Estate planning is about more than just preparing a valid Will. It’s about making sure your family is provided for and that your assets go where you want them to after you die.
A good estate plan will:
- Ensure the ownership and control of your assets passes to your intended beneficiaries in the right proportions.
- Minimise tax payable on the income and capital gains earned on those assets.
- Protect assets if a beneficiary is involved in any legal difficulties (for example, bankruptcy or divorce).
- Essentially, a good estate plan can provide you with peace of mind and help avoid potential complications for your beneficiaries.
self managed superannuation fund
Do-it-yourself super via a self managed super fund (SMSF) is becoming an increasingly popular choice for investors who want to have control of how their super is invested.
However, if you are think of leaving your public offer fund to get better returns or other benefits from your own super fund you should discuss your options in detail with your financial adviser. It’s important that you know exactly what will be required of you from an SMSF administrative and compliance perspective.
centrelink / dva
There are a number of different Social Security payments and entitlements available.
Below outline some of the more common allowances, pensions and benefit cards.

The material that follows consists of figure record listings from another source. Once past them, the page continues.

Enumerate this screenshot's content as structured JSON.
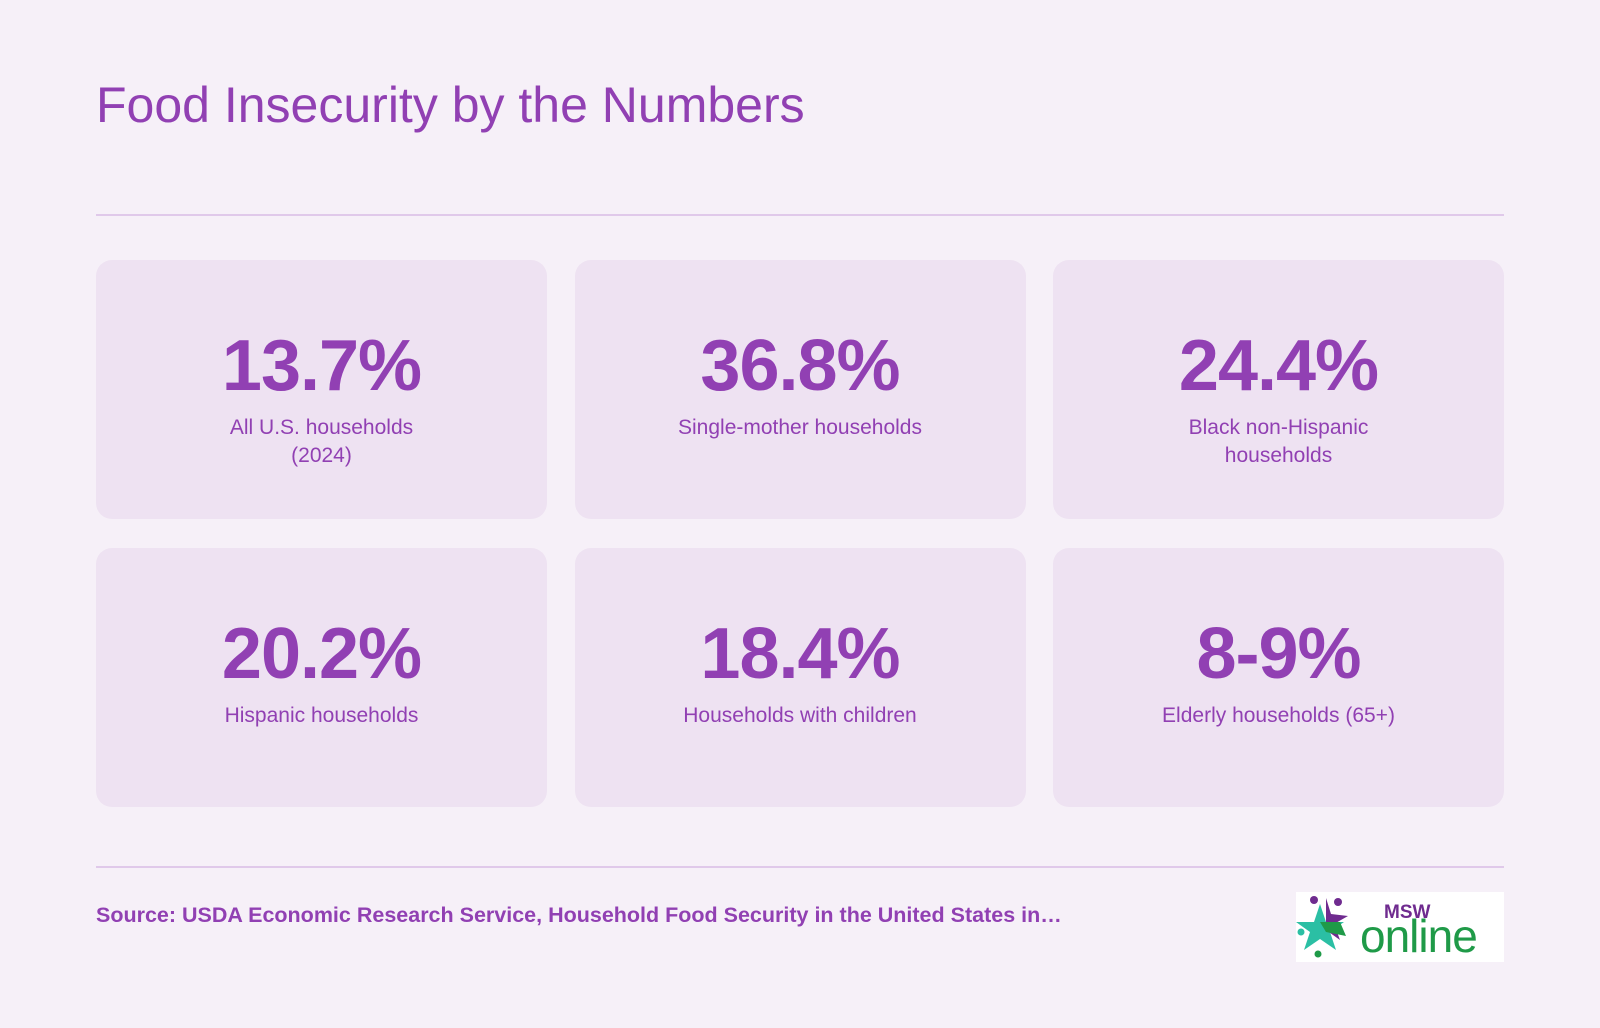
{
  "title": "Food Insecurity by the Numbers",
  "stats": [
    {
      "value": "13.7%",
      "label": "All U.S. households (2024)"
    },
    {
      "value": "36.8%",
      "label": "Single-mother households"
    },
    {
      "value": "24.4%",
      "label": "Black non-Hispanic households"
    },
    {
      "value": "20.2%",
      "label": "Hispanic households"
    },
    {
      "value": "18.4%",
      "label": "Households with children"
    },
    {
      "value": "8-9%",
      "label": "Elderly households (65+)"
    }
  ],
  "source": "Source: USDA Economic Research Service, Household Food Security in the United States in…",
  "logo": {
    "text_top": "MSW",
    "text_main": "online",
    "colors": {
      "purple": "#6f2b8f",
      "green": "#1f9a48",
      "teal": "#2bbfa4"
    }
  },
  "colors": {
    "background": "#f6f0f8",
    "card": "#eee2f2",
    "accent": "#9140b3",
    "rule": "#e0c9ea"
  }
}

Disability Support Pension
Health Care Card
Pension Concession Card
Commonwealth Seniors Health Care Card
Department of Veteran Affairs (DVA)
War Widows Pension
Income Support Supplement
Pensioner Concession Card
Repatriation Health Card (white/gold)
Working in conjunction with one of our financial advisers – will ensure that you are able to maximize your entitlement to Centrelink and DVA benefits.
Redundancy is a very complex issue, not only do the different types of payments have varying implications, but there is the personal issues of being without employment and what is the best strategy to adopt given a persons personal and financial circumstances.
It is imperative that people who find themselves in this situation seek immediate professional help. The advisers at Results Financial Services are experienced in redundancy planning and are able to clarify the issues concerned and provide much needed advice.